I monaci, tuttavia, riuscirono a salvare l’icona miracolosa e le altre reliquie prima di abbandonare il sito che solo nel 1972 venne rilevato dal Museo di Trebisonda. Negli anni ‘80 infine si iniziarono i lavori di restauro che lo restituirono al popolo.
Il complesso monasteriale oggi
Oggi il sito è protetto dall’UNESCO e consta del monastero costruito sulla ripida scogliera al quale si accede tramite un ripido sentiero che attraversa i boschi della valle, l’accesso avviene tramite una scala lunga e stretta.
In nucleo principale è costituito dalla chiesa che ne rappresenta la parte più antica e dove si ritiene vi fosse l’icona, mentre una piccola cappella adiacente alla chiesa principale fu aggiunta in epoche successive.
Le pareti interne e anche quelle esterne della chiesa sono decorate con cicli di affreschi che rappresentano scene bibliche della vita di Gesù e di quella della Vergine Maria, ma i più antichi del XIV secolo sono andati incontro a distruzione o sono stati coperti da altri più recenti.
Di grande pregio risulta anche l’acquedotto che riforniva il Monastero di Sumela e che venne realizzato sul lato della scogliera.
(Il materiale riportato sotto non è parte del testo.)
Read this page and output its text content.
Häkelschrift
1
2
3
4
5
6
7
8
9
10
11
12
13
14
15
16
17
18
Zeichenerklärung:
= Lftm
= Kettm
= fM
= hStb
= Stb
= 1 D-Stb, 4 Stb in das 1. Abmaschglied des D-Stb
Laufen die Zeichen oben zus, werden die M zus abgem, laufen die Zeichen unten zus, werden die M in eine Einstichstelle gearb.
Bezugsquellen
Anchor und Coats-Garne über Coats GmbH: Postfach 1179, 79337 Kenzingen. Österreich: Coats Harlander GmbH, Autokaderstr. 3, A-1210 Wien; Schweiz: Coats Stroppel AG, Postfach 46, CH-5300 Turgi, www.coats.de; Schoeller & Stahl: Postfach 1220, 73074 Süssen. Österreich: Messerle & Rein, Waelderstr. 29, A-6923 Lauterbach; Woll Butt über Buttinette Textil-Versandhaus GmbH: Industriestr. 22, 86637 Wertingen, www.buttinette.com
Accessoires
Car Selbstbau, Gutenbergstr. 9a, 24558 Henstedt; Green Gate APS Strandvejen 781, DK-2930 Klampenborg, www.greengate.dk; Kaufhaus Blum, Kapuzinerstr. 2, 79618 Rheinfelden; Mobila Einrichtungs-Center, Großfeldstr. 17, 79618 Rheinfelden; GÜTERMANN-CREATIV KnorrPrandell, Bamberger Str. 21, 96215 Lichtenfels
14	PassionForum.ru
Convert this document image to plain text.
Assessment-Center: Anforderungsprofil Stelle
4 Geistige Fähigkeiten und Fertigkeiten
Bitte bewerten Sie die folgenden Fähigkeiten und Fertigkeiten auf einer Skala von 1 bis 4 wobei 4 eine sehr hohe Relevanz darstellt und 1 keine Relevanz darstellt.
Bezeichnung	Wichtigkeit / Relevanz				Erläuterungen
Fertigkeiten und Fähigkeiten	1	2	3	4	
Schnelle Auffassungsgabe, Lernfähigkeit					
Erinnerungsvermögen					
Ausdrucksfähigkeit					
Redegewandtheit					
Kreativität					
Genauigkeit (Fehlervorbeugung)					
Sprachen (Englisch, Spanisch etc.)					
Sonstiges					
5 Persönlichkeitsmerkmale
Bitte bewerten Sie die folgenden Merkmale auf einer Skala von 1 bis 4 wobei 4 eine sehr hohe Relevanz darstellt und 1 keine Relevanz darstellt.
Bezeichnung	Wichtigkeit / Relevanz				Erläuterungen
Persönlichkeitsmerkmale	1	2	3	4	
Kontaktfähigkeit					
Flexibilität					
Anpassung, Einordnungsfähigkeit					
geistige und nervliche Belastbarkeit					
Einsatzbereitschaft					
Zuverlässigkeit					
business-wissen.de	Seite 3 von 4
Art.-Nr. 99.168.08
Esso consta di numerose arcate in gran parte restaurate. Tra gli altri elementi di valore si annoverano: la stanza delle guardie che si colloca nei pressi dell’ingresso, il cortile interno, la grotta, edifici monastici che costituivano i romitori dei monaci e una biblioteca.
Il Monastero di Sumela rappresenta oggi una delle mete fortemente raccomandate dalle guide turistiche perché è a buon diritto annoverata tra i luoghi maggiormente suggestivi del paese, tuttavia, si trova lontano dalle solite tratte turistiche.
I quattro piani del monastero tolgono letteralmente il fiato, soprattutto se si arriva sul sito nella prima mattinata quando le nebbie lo avvolgono in un manto misterioso. Quando il sole si alza il paesaggio appare simile a quello alpino: con montagne ricche di boschi, torrenti e abitazioni contadine in legno. Già dal tardo autunno fa la sua comparsa la neve, mentre per gli amanti della botanica il luogo riserva l’occasione di ammirare il kar çiçegi, il fiore della neve.
La fontana a cui tutti possono accedere è ritenuta miracolosa sia dai cristiani che dai musulmani, infatti, anche il sultano Selim I la bevve per guarire dopo che era stato ferito durante una battuta di caccia. Per riconoscenza fece dono al monastero dei lampadari della chiesa, mentre Selim II regalò ai monaci alcuni manoscritti provenienti dal monastero del Sinai.